Let’s see what this looks like in a simple pathway— your knee-jerk reflex. A strike to your patellar tendon
triggers an electrical impulse that travels up a sensory neuron to your spine. There the signal branches,
and for the sake of simplicity, we’ll consider the segment that jumps into a motor neuron to journey back
down your leg. The total length of the neurons in that pathway is about 1 meter in someone who is 5 foot 5
inches, and on average it takes 15 to 30 milliseconds from strike to kick. Speed is distance divided by
time, so this signal travels somewhere between 120 to 240 kilometers per hour. The initial action potential
accounts for 1 to 5 milliseconds and synaptic transmissions only take .1 to .5 milliseconds, so the bulk of
that time is spent within the axons.
This is consistent with research findings that the average individual neuron sends signals at around 180
kilometers per hour. But speeds can be boosted with myelination and increased axon diameter. Myelin is
a fatty sheath that insulates an axon, preventing electrical currents from leaking out. Meanwhile, axons
with larger diameters offer less internal resistance. These compounded factors can raise the speed of an
action potential as high as 432 kilometers per hour. There’s plenty of variation: some people think faster
than others, and your own speed of thought changes throughout your lifetime. In particular, as you reach
old age, the myelin sheath covering your axons wears down, and other neuronal structures degrade.

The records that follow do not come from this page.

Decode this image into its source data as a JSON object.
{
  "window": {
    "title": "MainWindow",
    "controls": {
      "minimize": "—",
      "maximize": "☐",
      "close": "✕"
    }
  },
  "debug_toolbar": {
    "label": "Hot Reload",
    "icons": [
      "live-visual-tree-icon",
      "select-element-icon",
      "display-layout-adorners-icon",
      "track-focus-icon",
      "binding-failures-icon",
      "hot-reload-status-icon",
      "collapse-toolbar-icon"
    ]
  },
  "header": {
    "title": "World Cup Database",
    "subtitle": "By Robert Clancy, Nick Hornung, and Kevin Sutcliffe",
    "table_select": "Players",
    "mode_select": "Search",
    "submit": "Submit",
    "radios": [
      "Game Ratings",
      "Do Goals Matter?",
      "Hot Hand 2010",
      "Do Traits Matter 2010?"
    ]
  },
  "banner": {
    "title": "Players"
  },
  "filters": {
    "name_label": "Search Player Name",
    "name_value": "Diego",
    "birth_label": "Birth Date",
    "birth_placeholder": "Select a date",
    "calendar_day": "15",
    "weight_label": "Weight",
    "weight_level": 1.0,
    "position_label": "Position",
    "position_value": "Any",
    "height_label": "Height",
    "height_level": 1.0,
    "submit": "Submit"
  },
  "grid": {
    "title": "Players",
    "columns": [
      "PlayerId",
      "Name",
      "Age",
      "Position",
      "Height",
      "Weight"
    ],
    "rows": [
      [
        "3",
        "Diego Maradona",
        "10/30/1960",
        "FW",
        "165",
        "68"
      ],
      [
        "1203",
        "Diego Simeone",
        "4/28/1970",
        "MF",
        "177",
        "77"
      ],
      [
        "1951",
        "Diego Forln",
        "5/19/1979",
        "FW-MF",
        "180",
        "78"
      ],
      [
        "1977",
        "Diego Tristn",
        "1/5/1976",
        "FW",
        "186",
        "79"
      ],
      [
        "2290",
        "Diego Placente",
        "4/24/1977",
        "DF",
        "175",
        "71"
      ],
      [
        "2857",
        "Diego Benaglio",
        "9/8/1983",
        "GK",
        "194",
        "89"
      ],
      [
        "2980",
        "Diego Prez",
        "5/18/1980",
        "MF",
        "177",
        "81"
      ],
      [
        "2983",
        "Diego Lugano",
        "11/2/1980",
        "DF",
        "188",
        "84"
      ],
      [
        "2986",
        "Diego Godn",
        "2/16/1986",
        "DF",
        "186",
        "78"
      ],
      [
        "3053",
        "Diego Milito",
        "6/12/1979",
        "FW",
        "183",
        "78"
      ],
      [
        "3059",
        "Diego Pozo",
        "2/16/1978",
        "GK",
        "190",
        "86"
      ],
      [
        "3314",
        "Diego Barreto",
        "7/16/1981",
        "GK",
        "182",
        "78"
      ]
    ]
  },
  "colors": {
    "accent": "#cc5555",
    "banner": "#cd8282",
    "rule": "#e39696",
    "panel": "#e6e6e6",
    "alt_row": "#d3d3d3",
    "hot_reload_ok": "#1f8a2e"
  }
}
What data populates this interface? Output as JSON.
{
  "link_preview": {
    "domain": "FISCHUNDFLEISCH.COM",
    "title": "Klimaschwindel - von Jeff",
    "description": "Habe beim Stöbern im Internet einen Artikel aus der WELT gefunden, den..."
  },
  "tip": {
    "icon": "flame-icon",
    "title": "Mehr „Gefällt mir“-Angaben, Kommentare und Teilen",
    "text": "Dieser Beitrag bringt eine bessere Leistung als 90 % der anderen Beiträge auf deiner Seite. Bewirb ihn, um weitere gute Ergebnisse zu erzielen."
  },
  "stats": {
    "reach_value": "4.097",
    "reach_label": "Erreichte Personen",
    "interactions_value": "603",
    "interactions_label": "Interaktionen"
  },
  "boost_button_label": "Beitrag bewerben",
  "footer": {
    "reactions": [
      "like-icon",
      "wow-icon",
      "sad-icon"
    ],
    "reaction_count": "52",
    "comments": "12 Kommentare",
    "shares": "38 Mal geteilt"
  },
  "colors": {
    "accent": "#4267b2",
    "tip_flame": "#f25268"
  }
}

Back to the dastardly experiment. Arrows shot from recurve bows fly, on average, around 240 kilometers
per hour. Which means that given a sufficiently long, myelinated or large-diameter neuron, your thoughts
actually could win the race. But… there’s a wrinkle. The arrow and thought don’t leave the gate at the
same time; first the arrow fires, then once you perceive it, your signal can start down its path.
Processing images or music, participating in inner speech, and recalling memories all require complicated
neural pathways that are nowhere close to the linearity of the knee-jerk reflex. The speed at which these
thoughts occur is mostly consistent, with variations based on myelination and axon diameter. But the
duration of a thought will vary significantly depending on its routes, pitstops, and destination.
In this case, when you perceive a threatening stimulus, you’ll invoke a fear startle response. Similar to the
knee-jerk response, a startle can be involuntary and quite fast. If the string twangs loud enough, you might
react in less than 65 milliseconds. More likely though, your startle reaction will be based on sight. Our
eyes can process an image as quickly as 13 milliseconds, but computation of what you’re seeing and
determining the danger it poses can take as long as 180 to 200 milliseconds. In that time the arrow will
have gained a head start of about 13 meters. The target is far enough away that you’ve got just enough of
a chance to catch up, if you can quickly, and quite literally, think your way out.